Our attorneys are prepared to discuss with you the importance of preparing a Power of Attorney and Living Will, also known as an Advance Directive. These documents will allow your family member, friend or trusted financial advisor to assist you with your financial and health care decisions or transactions in the event of a disability, or if you are otherwise unable or unavailable to make those decisions or transactions on your own.
Power of Attorney
Our attorneys will discuss the different types of Powers of Attorney. The two types of Powers of Attorney available are: Limited Power of Attorney and General Power of Attorney. The Limited Power of Attorney deals with a specific asset, such as a bank account or a specific piece of real estate. The General Power of Attorney gives the attorney in fact control over all of your financial assets, including the following: real estate, stocks, bonds, bank accounts, retirement accounts, cars, filing of your tax returns, access to your safe deposit box, control over any business interest, and the ability to make gifts for estate planning or Medicaid planning purposes.
In this document, you can also choose when the Power of Attorney becomes effective. There are three different options as to when the Power of Attorney can come into effect: Durable, Springing and Lapsing. The Durable Power of Attorney is effective as soon as you sign it and continues to be in effect after you become incompetent. This POA is the one that is most recommended. The Springing Power of Attorney springs into effect when you become incompetent, however, the attorney-in-fact may have difficulty proving to a bank or other institution that you are disabled. The attorney-in-fact may need a doctor's affidavit or court order, and having to get a court order would defeat the purpose of having a POA. The Lapsing Power of Attorney ceases, when you become disabled or incompetent.
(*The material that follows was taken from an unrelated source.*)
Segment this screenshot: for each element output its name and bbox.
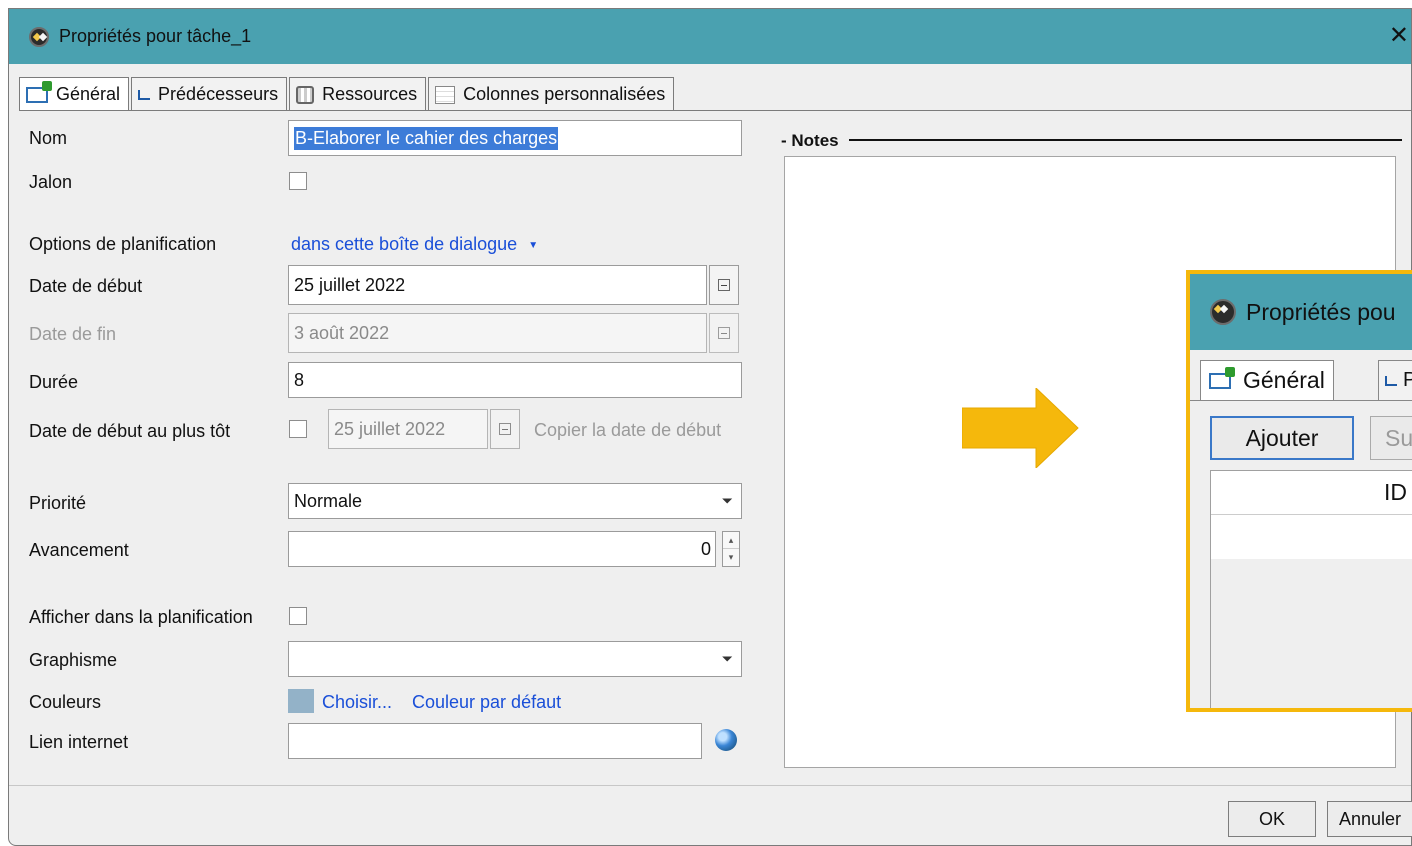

When choosing an attorney-in-fact it is important to choose someone who you trust due to the powers that they have over your financial assets. If you are choosing someone other than your spouse and you do not feel comfortable giving the document to them, you can put it in a safe place in your house and let them know where it is in case they need it. You should not put the Power of Attorney document in your safe deposit box because the attorney-in-fact may not be able to gain access to it. It is also important to consider naming an alternate attorney-in-fact in the event the representative predeceases you, or is otherwise unavailable or unable to continue acting as your attorney-in-fact.
Further, a Power of Attorney is necessary even if you are married and hold all assets jointly with your spouse. Your spouse will still need to a Power of Attorney to sell any real estate and access your retirement accounts (pension, 401k and IRA).
Living Will / Combined Advance Directive
Our attorneys will also discuss with you the importance of preparing a Living Will, also known as a Combined Advance Directive. A Combined Advance Directive designates a health care representative, as well as alternate representatives, to make medical decisions on your behalf when you do not have the mental capacity to make your own decisions. In this document, you will direct your health care representative to continue, withhold or withdraw, life-sustaining treatment under certain circumstances. Medical conditions in which you may or may not want life sustaining treatment to be given are: a terminal illness such as cancer; becoming permanently unconscious; or conditions which are not necessarily terminal but result in you losing some faculty which you value highly, such as advanced Alzheimer’s disease, advanced dementia, Lou Gehrig’s disease or Parkinson’s disease. In this document, you will provide guidance to your health care representative as to whether or not you want to be treated with a respirator, artificially provided fluids and nutrition, and CPR if you have any of the above referenced medical conditions.
It is important to have a properly drafted and executed Power of Attorney and Living Will for those unforeseen circumstances, otherwise your spouse or family member will need to hire an attorney to file a Complaint for Guardianship in order to make your financial and health care decisions on your behalf. In the event a Guardianship needs to be filed, the court will then appoint an attorney to represent you, (the alleged incapacitated person). In addition, two doctors will have to submit affidavits and a court appearance will be required for the person seeking to be your guardian. As a result, the cost of a Guardianship action could cost several thousand dollars.
In the event a family member becomes incapacitated and does not have a valid Power of Attorney, we can assist you in filing a Complaint for Guardianship over the person and property. At the Guardianship hearing, the Court will determine whether or not your family member is incapacitated. In the event the Court finds that your family member is incapacitated they will then determine whether or not you are an appropriate person to be the Guardian of your family member. Once you are appointed the Guardian of the person and property of your family member, you will then be responsible for making all of their personal, medical, and financial decisions. Those decisions must be made in the best interests of your family member.